By setting \(\Delta \bar z = 0\) and rearranging, we find that the equilibrium value of \(N\) at which there is neither gain nor loss, \(N^*\), is:
\[ N^* = e^{(\frac{\alpha}{\beta} - \epsilon)} \hspace{30 mm}(9.5)\]
and this is Henrich’s Equation 3. For the values \(\alpha = 30\) and \(\beta = 15\) used in the simulation model above, equation 9.5 gives \(N^* = 4.15\). When \(N\) is 4 or less we would expect cultural loss, and when \(N\) is 5 or more we would expect cultural gain. Try using the simulation model to confirm this.
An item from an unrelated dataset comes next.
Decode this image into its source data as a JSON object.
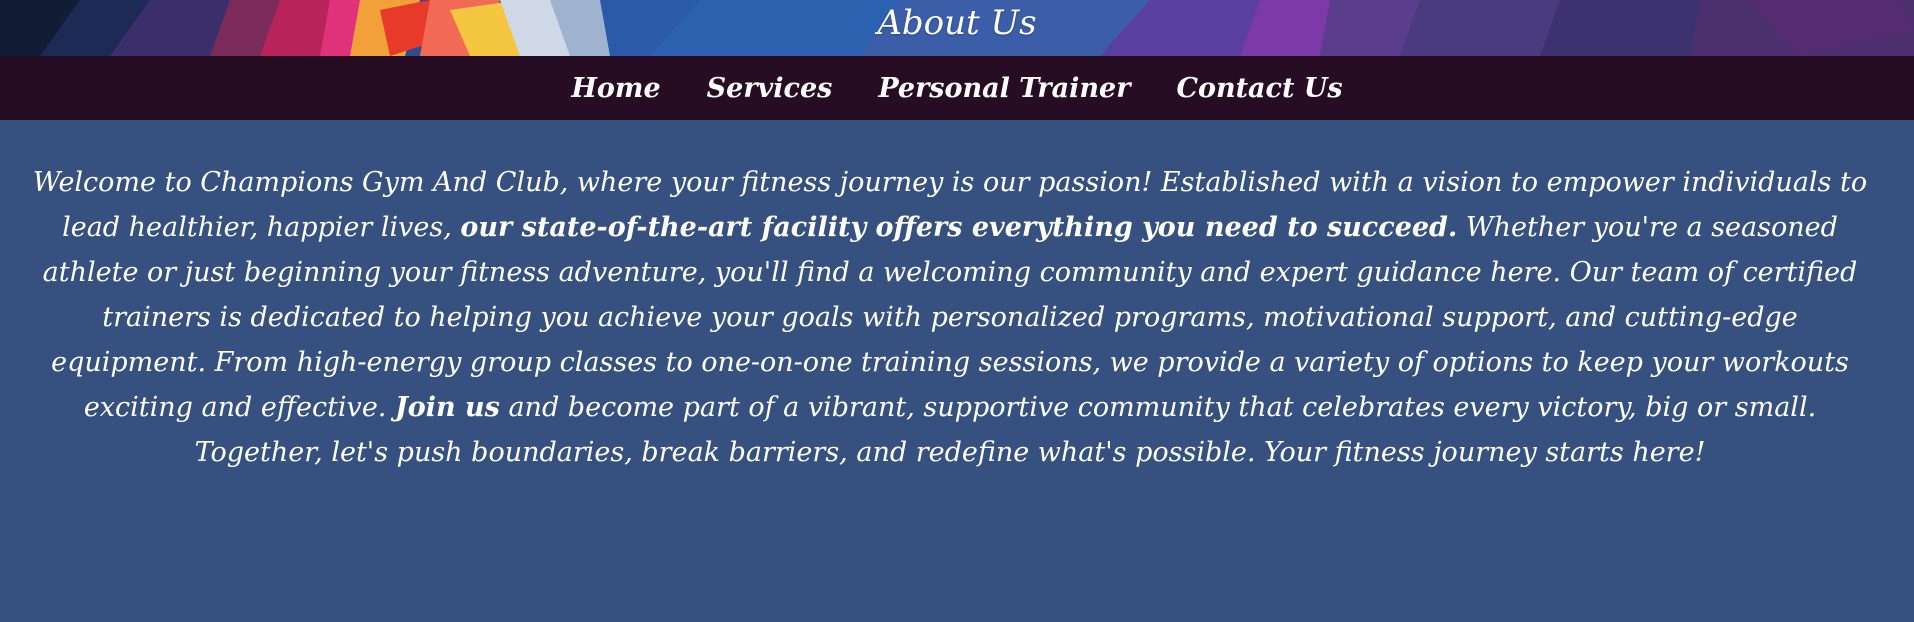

Finally, we can use Equation 9.4 to recreate the figure above with the ‘simpler’ and ‘complex’ skills:
N_max <- 5000
delta_z <- rep(NA,N_max)
alpha <- 7
beta <- 1
for (N in 1:N_max) {
delta_z[N] <- -alpha + beta * (-digamma(1) + log(N))
}
plot(1:length(delta_z), delta_z,
type = 'l',
ylab = expression("change in "*italic(bar("z"))),
xlab = "N",
col = "orange")
abline(h = 0, lty = 2)
alpha <- 9
beta <- 1
for (N in 1:N_max) {
delta_z[N] <- -alpha + beta * (-digamma(1) + log(N))
}
lines(delta_z, col = "royalblue")
text(1300, 1.7,
labels = expression("Simpler skill, "*alpha*"/"*beta*"=7"),
col = "orange")
text(3000, -1.5,
labels = expression("Complex skill, "*alpha*"/"*beta*"=9"),
col = "royalblue")
Note that Euler’s constant is provided in R as -digamma(1). Here we have reproduced the simulation figure above but in a fraction of the time, and with less noise.
References
Derex, M., Beugin, M. P., Godelle, B., & Raymond, M. (2013). Experimental evidence for the influence of group size on cultural complexity. Nature, 503(7476), 389-391.
Derex, M., & Mesoudi, A. (2020). Cumulative cultural evolution within evolving population structures. Trends in Cognitive Sciences, 24(8), 654-667.
Henrich, J. (2004). Demography and cultural evolution: How adaptive cultural processes can produce maladaptive losses - The Tasmanian case. American Antiquity, 69(2), 197-214.
Kline, M. A., & Boyd, R. (2010). Population size predicts technological complexity in Oceania. Proceedings of the Royal Society B: Biological Sciences, 277(1693), 2559-2564.
Mesoudi, A. (2011). Variable cultural acquisition costs constrain cumulative cultural evolution. PloS ONE, 6(3), e18239.
Powell, A., Shennan, S., & Thomas, M. G. (2009). Late Pleistocene demography and the appearance of modern human behavior. Science, 324(5932), 1298-1301.